Review Article - Global Journal of Animal Breeding and Genetics ( 2021) Volume 9, Issue 4

Neural stem cells

Vibhuti Chauhan^* Bioscience Department, Banasthali University, India
^*Corresponding Author:
Vibhuti Chauhan, Bioscience Department, Banasthali University, India, Email: vibhutic97@gmail.com

Received: 09-Aug-2021 Published: 30-Aug-2021

Introduction

Neural Stem Cells (NSCs) are self-renewing cells they generate the neurons of the nervous system that is why they are multipotent cells and capable of reforming through mitotic division. During embryonic development of animals’ neural stem cells start to develop (Beattie et al., 2017). In adult vertebrate brain some neural stem cells produce neuron throughout life. They have capacity to differentiate into multiple cell types (Clarke et al., J 2002). They go into cell division to form two daughter cells. Two modes of stem cells are: both daughter cells are stem cells or one daughter is stem cell and other is specialized cell (Gilbert et al., 2014). They differentiate into neurons, astrocytes and oligodendrocytes.

History

The first proof that neurogenesis happens in quite a while of the grown up mammalian cerebrum came from (3H)-thymidine marking examines led by Altman and Das in 1965 which showed post pregnancy hippocampal neurogenesis in youthful rodents (Altman et al., 1965). In the region of subventricular zone (SVZ) of the mouse brain, Sally Temple, in 1989, described stem cells and self-renewing progenitor cells which are multipotent in nature (Temple et al., 1989).
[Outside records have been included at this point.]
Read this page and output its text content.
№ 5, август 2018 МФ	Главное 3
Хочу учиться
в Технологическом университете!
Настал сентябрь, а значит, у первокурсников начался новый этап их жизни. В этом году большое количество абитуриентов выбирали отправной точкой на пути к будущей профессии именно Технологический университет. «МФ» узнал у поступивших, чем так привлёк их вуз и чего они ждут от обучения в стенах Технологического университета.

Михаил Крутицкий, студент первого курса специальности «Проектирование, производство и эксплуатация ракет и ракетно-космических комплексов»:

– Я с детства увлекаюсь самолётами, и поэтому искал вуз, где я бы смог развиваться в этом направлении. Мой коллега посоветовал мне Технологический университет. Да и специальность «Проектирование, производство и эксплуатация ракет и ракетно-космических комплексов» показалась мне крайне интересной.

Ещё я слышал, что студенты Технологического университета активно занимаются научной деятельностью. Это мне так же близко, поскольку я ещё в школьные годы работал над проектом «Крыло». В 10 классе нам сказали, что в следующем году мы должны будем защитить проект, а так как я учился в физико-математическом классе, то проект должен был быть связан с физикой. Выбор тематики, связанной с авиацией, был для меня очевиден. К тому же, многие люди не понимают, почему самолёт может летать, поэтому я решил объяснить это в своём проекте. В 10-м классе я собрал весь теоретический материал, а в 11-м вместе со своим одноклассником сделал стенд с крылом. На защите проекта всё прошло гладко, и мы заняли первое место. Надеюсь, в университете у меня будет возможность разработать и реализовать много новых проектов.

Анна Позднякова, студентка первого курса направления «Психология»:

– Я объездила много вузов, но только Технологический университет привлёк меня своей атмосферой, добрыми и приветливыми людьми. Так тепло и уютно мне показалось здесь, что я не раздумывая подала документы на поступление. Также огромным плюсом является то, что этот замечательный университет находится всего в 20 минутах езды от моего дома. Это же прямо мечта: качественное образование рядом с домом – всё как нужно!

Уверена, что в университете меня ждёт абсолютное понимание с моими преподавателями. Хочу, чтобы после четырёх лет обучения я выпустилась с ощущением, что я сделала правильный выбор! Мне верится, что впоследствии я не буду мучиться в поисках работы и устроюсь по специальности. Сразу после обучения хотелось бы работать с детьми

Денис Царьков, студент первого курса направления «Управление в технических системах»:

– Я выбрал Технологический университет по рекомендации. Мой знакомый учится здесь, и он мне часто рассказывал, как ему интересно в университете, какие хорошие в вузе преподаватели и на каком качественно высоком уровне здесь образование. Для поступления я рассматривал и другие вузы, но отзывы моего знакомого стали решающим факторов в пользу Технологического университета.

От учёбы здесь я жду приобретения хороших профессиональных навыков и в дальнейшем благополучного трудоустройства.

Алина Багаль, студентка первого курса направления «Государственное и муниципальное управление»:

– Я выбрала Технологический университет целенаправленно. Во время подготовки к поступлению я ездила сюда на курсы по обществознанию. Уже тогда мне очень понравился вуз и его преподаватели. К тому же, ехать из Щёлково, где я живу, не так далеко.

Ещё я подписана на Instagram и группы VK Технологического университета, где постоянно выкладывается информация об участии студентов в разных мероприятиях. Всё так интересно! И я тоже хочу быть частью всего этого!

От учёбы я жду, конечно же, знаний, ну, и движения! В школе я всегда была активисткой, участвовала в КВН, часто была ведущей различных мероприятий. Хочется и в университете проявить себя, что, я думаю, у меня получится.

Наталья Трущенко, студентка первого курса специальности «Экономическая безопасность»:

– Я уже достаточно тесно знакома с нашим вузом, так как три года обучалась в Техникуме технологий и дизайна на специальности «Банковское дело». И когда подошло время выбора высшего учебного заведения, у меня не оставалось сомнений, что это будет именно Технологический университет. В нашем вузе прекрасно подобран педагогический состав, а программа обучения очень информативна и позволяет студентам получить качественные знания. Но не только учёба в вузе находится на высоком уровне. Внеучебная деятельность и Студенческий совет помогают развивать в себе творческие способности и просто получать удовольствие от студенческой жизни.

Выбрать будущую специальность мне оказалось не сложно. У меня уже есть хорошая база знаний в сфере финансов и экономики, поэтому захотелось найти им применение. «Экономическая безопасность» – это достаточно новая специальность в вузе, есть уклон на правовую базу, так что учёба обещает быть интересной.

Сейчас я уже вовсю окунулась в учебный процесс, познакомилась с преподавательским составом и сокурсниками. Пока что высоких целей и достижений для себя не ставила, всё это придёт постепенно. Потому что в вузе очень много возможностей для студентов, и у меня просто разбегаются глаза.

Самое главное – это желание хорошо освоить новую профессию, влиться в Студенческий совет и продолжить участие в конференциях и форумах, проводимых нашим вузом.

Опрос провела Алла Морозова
Then Brent A. Reynolds and Samuel Weiss in 1992 isolated neural progenitor and stem cells from the adult striated tissue which containing SVZ (neurogenic area) of adult mice (Reynolds et al., 1992).

Around the same time the group of Constance Cepko and Evan Y. Snyder were earliest to segregate multipotent cells from the mouse cerebellum and steadily transfected them with the oncogene v-myc (Cepko et al., 1992). This particle is one of the qualities generally utilized now to reinvent grown up non immature microorganisms into pluripotent undifferentiated organisms. From that point forward, neural ancestor and immature microorganisms have been disengaged from different spaces of the grown up focal sensory system, including non-neurogenic regions, like the spinal string, and from different species including humans (Juan Raymond et al., 2002).

Types

There are two types of stem cells:

Embryonic Stem Cells

They are derived from embryo. During early stage of embryo from inner cell mass of blastocyst stem cells are taken. Around 4 to 5 days are taken to reach the blastocyst which contains 30 to 50 cells. Two main features of embryonic stem cells are: They have self-renewal capacity and these cells can differentiate into all types of cells in ectodermal, endodermal and mesodermal. This is known as pluripotent nature (Persons DA) Due to these two qualities embryonic cells can be used for regeneration or replacement of destroyed tissues. Lot of research is going on regarding stem cells to explore more uses of these cells and curing disorders like diabetes be replacing the cells. But, due to ethical issues this is not done because embryo has to be destroyed so that stems cells are collected (CurrOpin Mol Ther, 2003).

Stem cells from umbilical cord blood: These are collected from the placenta or umbilical cord. Use of stem cells from umbilical cord or placenta does not create any ethical issue because it is not harming the life of fetus or infant. They are easily available so they are becoming potent way for transplant therapies. Nowadays, around 70 diseases treatment stem cells are used worldwide.

Adult Stem Cells

Embryonic stem cells (ESCs) do not disappear after birth. They remain in body and known as adult stem cells and play vital role in repair of damage tissue. There number becomes less. They are in undifferentiated multipotent progenitor cells forms which are found in growing children and adults. These cells are also known as somatic stem cells and present in everywhere in body. They are capable of dividing and repairing the dead cells and they regenerate the damaged tissues. Adult stem cells are present in bone marrow (Pietrangelo A, 2004)

Two types of stem cells are present in bone marrow: hemopoietic stem cells, they give rise to blood cells and bone marrow stromal cells; they can differentiate into cardiac and skeletal cells.

Advantages of stem cells: Adult stem cells are taken from bone marrow and used further in bone marrow transplant to treat leukaemia and other disorders. It is known that stem cells can develop into nerve cells, liver cells, skeletal muscles cells etc. (Tefferi A, 2003).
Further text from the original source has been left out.